Gary Leon Burrell (August 24, 1937 – June 12, 2019) was an American electrical engineer, businessman, and philanthropist. He was the co-founder, with Min Kao, and chairman emeritus of Garmin, makers of popular Global Positioning System devices.

==Early life==
Gary Burrell was born in 1937. He earned his undergraduate degree in electrical engineering from Wichita State University and a master's degree from Rensselaer Polytechnic Institute.

==Career==
Burrell worked for Lowrance Electronics and King Radio Corporation. In the early 1980s, he worked for Allied Signal.

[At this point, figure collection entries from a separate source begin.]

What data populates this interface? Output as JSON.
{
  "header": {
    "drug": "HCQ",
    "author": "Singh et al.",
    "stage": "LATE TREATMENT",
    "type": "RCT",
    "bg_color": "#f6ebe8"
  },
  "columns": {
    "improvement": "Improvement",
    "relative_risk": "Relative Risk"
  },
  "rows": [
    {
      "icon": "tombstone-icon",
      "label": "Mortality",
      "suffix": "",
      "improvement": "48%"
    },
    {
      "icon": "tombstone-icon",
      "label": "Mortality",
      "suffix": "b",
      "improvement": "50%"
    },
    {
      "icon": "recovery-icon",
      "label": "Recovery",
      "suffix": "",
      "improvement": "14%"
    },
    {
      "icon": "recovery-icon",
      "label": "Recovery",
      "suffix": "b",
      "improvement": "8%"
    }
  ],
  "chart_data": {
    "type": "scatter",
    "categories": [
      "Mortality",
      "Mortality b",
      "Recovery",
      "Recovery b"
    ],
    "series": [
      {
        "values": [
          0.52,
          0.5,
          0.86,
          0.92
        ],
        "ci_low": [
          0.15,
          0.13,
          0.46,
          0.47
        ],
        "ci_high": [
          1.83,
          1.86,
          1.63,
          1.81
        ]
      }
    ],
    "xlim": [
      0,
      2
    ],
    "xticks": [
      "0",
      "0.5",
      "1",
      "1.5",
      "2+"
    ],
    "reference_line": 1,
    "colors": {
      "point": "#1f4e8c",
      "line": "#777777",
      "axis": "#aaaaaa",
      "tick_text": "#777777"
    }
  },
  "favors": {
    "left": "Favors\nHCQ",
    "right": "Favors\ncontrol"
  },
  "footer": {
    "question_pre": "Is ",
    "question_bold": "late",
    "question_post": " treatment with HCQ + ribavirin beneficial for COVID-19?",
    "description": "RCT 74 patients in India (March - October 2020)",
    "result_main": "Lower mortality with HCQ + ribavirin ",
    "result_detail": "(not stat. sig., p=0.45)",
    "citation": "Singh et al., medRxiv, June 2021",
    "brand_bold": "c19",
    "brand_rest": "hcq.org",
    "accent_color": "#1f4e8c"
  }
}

Along with partner Min Kao, Burrell founded Garmin in 1989 to make navigation devices for aviation and boating using the Global Positioning System. Their original office was two folding chairs and a card table. Some U.S. servicemen used Garmin GPS during the first Gulf War, even though Garmin never had a military contract. Later on, the technology was expanded for the U.S. market, providing directions across all United States roads and highways.

==Philanthropy==
Burrell was a significant donor to the Indian Creek Community Church in Olathe, Kansas.

==Awards==
In September 2024, Burrell was inducted into the National Aviation Hall of Fame in Dayton, Ohio.
==Personal life==
Burrell was married and had three children. He resided in Spring Hill, Kansas. As of 2016, Burrell was a billionaire. He died on June 12, 2019 at the age of 81 from complications of Parkinson's disease.